Pauline Hanson – yes, that Pauline Hanson – has recently, in one of her routine anti-China addresses, at least asked the structural question: Australia’s vulnerability requires rebuilding what the country actually produces.

One can reject her broader politics, and there are substantial reasons to do so, while acknowledging she has shifted the discussion from symbolism to economic capability.

Hanson did not suddenly get smarter. What happened is that the Coalition vacated this ground, and she walked into it.

A party in search of a reason to exist

Which brings us to the harder question: why?

Start with the electoral record. The 2025 election reduced the Coalition to 43 seats in the House of Representatives – its lowest seat share on record – following the 2022 defeat. Across both campaigns, voters consistently ranked cost of living, housing, and economic management as their primary concerns. Labor won by talking about those things. The Coalition lost by not doing so convincingly.

The lesson most parties would draw is that economic credibility requires rebuilding. The lesson the Coalition appears to have drawn is that the China card needs to be played louder.

Why? Because building a new economic offer would require the Coalition to confront an inconvenient inheritance.

Angus Taylor’s Budget Reply – the party’s most recent statement of economic intent – provides the evidence. Seven measures are offered. Housing is primarily a migration problem, resolved by capping arrivals to the number of homes built annually. Energy security means scrapping the Safeguard Mechanism and fast-tracking fossil fuel projects. On the question of what drives economic growth, Taylor is explicit: “Government does not grow the economy, private enterprise does.”
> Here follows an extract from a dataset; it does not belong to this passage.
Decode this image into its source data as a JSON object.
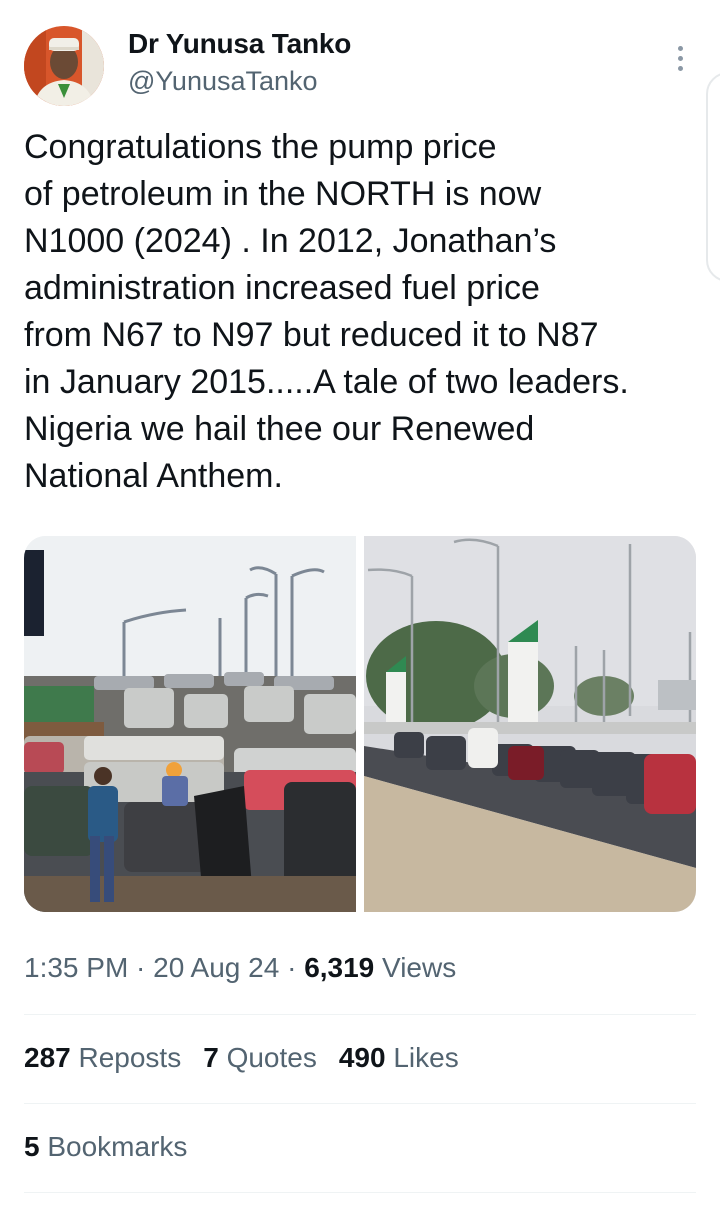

That last line is the philosophical commitment that forecloses the policy options the moment actually requires. A party that spent a generation arguing government should get out of the way cannot, without considerable awkwardness, propose that government get back in the way to rebuild a manufacturing base. So it does not propose this. It offers tax indexation and instant asset write-offs instead: measures that are not nothing, but are also not an answer to the question of what Australia produces, and what happens when it does not produce enough of anything important.

This is the bind. If you cannot touch the structural problems, and you cannot intervene in the market, and you cannot credibly promise to build or make anything, then what remains is to restrict immigration and blame China.

The parliamentary vehicle fleet, viewed in this light, is not a lapse in strategic thinking. It is the strategy.

A simple discipline

Hanson is not the cause of the Coalition’s problem. She is the symptom – the creature that fills the political ecological niche left by a party that stopped talking to working Australians about their working lives, and started talking to the cameras about car parks.

ASIO’s advice was a simple one: sensitive conversations belong in secure rooms, not in cars.

Australia’s political conversation might benefit from a similar discipline: argued on evidence, not borrowed authority, and at the level of policy rather than symbolism. The country faces real questions about economic resilience and industrial capability. Those questions deserve an opposition prepared to engage with them seriously.

That is not the opposition we currently have.

The question is whether it is the opposition we are going to get, or whether we will spend another parliamentary term watching senators discover, with fresh alarm, what brand of car is in the driveway.

There is, however, a more devastating scenario – for the Coalition, and for Australia’s multicultural society alike.

At the current trajectory, it is not impossible to imagine Pauline Hanson formally leading a parliamentary inquiry into Australia’s industrial policy as the official voice of the opposition.

This is not as far-fetched as it sounds. A party that cannot articulate an industrial policy eventually cedes that ground entirely, and the person waiting to occupy it holds a vision of this country that most Australians would find alarming.

That is the stakes. A car park full of Chinese EVs is the least of it.

Fred Zhang

Fred Zhang has worked across major, community, and industry media outlets in Australia for a decade. He has a keen interest in multicultural communications and strategic public engagement.